Rise in Q2 Oil and Gas Contract Values Driven by Qatari LNG Project
Posted 14/08/2023 11:11
Recent data reveals a notable increase in contract values within the oil and gas industry during Q2 2023, primarily attributed to advancements in Qatar’s North Field South (NFS) project. According to figures provided by GlobalData, a data and analytics group, there was a significant quarter-on-quarter surge of 60% in disclosed contract values, amounting to nearly £41 billion, up from £25.5 billion in the previous quarter.
GlobalData's latest report, which encompasses the upstream, midstream, and downstream sectors, illustrates a growth trend from Q1's £21.3 billion. Despite this, the overall contract volume dipped from 1,625 contracts in Q1 to 1,256 during the last three months, largely due to the substantial Middle East project award.

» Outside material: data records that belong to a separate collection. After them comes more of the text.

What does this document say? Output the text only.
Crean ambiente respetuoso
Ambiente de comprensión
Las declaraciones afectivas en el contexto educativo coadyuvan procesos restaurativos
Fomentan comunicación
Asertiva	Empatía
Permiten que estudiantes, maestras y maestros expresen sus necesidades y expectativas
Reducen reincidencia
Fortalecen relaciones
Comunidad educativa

Pritam Kad, an oil and gas analyst, emphasized the major contributing factor to this increase: “The substantial rise in value can be attributed to the Technip Energies and Consolidated Contractors Company (CCC) joint venture’s groundbreaking £7.2 billion engineering, procurement, construction, and commissioning (EPCC) contract for the 16 million tonnes per year North Field South (NFS) LNG project in Qatar."
The NFS project encompasses the construction of two trains, each with a 16 million tonnes per year capacity, along with gas treatment facilities, NGL recovery, helium extraction, and refining at Ras Laffan.
According to GlobalData, 54% of the contract value originated from operations and maintenance (O&M), followed by procurement scopes at 18%. Contracts involving multiple scopes, such as construction, design and engineering, installation, O&M, and procurement, collectively accounted for 11% of the contract value.
Additional significant awards during the quarter include Hyundai E&C’s two combined lump-sum turn-key contracts valued at approximately £3.6 billion from Saudi Aramco and TotalEnergies. These contracts encompass detailed design EPC for a mixed feed cracker (MFC) and utilities, flares, and interconnecting facilities as part of the Amiral petrochemicals facility expansion in Jubail Industrial City, Saudi Arabia.
Collectively, Saudi Aramco and TotalEnergies allocated £7.7 billion worth of work at the site, confirmed during a signing ceremony in Dhahran on June 24. At the time of the final investment decision (FID), TotalEnergies stated its objective to commence commercial operations by 2027.
Maire Tecnimont also secured an award worth £1.4 billion for two polyethylene units employing “advanced dual-loop technology” with a 500 kta capacity each, along with derivative units. Italy's Maire Tecnimont secured two lump-sum EPC contracts for this project.